School’s Religious Policy Makes Boys Forfeit Baseball Championship Because Of One Girl On The Opposing Team
by Jill Pantozzi | 4:27 pm, May 11th, 2012
Fifteen-year-old Paige Sultzbach didn’t get a chance to play in her school’s baseball championship because the opposing team of boys refused to play her, forfeiting the match instead. Not cool, dudes.
“Our Lady of Sorrows bowed out of Thursday night’s game against Mesa Preparatory Academy in the Arizona Charter Athletic Association championship,” writes ESPN. “Paige, who plays second base at Mesa Prep, had to sit out two previous games against Our Lady of Sorrows out of respect for its beliefs. But having her miss the championship was not an option for Mesa Prep.”
ESPN writes, “Both schools play in the seven-team 1A division of the ACAA. Our Lady of Sorrows won the Western Division and Mesa Prep won the Eastern Division with an undefeated season.” So what gives? Out Lady of Sorrows declined to speak with press but did issue a statement which said they have a policy prohibiting co-ed sports. I can understand a Catholic school having that policy for their own teams but not enforcing it on other schools when it comes time to play competitively.
According to the report, “The statement also said the school teaches boys respect by not placing girls in athletic competition, where ‘proper boundaries can only be respected with difficulty.’ Our Lady of Sorrows is run by the U.S. branch of the Society of Saint Pius X. The group represents conservative, traditional priests who broke from the Catholic Church in the 1980s.”
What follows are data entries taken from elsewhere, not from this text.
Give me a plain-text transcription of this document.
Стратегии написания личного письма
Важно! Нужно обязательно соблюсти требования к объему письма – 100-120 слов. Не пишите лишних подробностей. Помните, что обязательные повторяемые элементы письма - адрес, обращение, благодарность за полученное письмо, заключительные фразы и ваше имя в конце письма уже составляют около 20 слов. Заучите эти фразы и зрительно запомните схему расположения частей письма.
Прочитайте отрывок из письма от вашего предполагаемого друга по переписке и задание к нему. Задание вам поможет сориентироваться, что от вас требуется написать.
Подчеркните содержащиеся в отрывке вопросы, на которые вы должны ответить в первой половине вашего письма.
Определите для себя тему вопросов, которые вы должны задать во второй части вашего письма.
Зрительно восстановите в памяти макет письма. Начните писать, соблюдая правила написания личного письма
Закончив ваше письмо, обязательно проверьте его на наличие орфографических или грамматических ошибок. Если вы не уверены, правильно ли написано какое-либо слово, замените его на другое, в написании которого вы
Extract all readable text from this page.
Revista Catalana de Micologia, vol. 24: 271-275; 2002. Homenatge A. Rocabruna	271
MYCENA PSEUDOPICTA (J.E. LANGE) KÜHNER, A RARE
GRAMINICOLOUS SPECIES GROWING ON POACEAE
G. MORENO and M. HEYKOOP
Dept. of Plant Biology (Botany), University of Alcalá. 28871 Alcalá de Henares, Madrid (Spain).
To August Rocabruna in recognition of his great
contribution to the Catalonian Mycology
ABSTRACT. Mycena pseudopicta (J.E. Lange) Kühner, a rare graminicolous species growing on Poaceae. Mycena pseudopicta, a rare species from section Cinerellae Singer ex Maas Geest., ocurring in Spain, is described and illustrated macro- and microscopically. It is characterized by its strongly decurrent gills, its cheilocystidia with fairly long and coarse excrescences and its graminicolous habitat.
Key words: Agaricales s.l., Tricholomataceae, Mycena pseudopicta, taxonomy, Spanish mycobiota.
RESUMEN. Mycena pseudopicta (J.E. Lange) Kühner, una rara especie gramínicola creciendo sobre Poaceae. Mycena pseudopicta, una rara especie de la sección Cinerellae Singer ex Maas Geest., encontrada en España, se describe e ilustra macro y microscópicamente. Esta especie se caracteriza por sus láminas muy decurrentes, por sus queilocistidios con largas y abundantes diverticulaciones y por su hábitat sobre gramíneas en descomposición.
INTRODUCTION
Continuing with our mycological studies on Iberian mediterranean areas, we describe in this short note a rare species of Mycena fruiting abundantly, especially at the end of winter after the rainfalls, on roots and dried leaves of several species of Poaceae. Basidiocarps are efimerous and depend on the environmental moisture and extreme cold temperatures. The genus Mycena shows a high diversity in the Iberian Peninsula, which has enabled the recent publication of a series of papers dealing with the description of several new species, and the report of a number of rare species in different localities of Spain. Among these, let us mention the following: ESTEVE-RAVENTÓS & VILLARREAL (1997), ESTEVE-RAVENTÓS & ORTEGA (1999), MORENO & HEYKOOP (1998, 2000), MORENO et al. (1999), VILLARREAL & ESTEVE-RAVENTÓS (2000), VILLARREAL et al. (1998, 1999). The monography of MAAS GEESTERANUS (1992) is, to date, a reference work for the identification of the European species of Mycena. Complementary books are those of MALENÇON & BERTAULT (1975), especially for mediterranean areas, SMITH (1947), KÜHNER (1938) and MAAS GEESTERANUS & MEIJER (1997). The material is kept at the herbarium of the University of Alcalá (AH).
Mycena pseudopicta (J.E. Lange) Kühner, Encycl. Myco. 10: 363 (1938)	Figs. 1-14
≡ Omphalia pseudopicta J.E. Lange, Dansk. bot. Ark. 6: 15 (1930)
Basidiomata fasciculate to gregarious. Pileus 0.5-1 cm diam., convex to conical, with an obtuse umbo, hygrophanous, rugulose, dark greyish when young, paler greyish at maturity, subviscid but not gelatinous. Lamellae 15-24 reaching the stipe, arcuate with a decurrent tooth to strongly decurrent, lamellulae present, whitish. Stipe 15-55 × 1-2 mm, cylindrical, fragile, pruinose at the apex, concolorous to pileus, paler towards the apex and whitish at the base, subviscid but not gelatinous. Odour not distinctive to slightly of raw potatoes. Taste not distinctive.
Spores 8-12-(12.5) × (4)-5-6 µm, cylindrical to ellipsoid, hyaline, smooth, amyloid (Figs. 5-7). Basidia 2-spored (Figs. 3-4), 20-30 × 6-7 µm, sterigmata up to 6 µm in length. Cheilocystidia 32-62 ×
I respect religious beliefs but if your boys don’t know the difference between playing sports and trying to hook up, I think you’ve got to try different teaching methods. It’s almost sounds like telling women to cover up so men don’t grope them. No, just don’t grope them. Same thing here – just play sports.
“This is not a contact sport, it shouldn’t be an issue,” said Paige’s mom Pamela Sultzbach. “It wasn’t that they were afraid they were going to hurt or injure her, it’s that (they believe) a girl’s place is not on a field.”
Why was Sultzbach on the boys’ team at Mesa Prep anyway? “In junior high, Paige played softball and volleyball,” writes ESPN. “Because Mesa Prep does not have a girls softball team, she tried out for the boys baseball team and received support from her coach and her fellow teammates.”
“The very idea that such stereotypes are so strong, they’d actually forfeit a game simply because a girl was on the field. That’s ridiculous,” said Lisa Maatz, director of public policy at the American Association of University Women. “Does she have cooties?”
Cooties, indeed. It certainly sounds like the decision makers at the school are stuck in high school themselves. And as Nancy Hogshead-Makar, senior director of advocacy for the Women’s Sports Foundation said, this is a bad lesson going forward in life. ”In real life, these boys are going to be competing against the girls for jobs, for positions in graduate programs or in trade schools. In every other area of their life, they are going to be competing side by side.”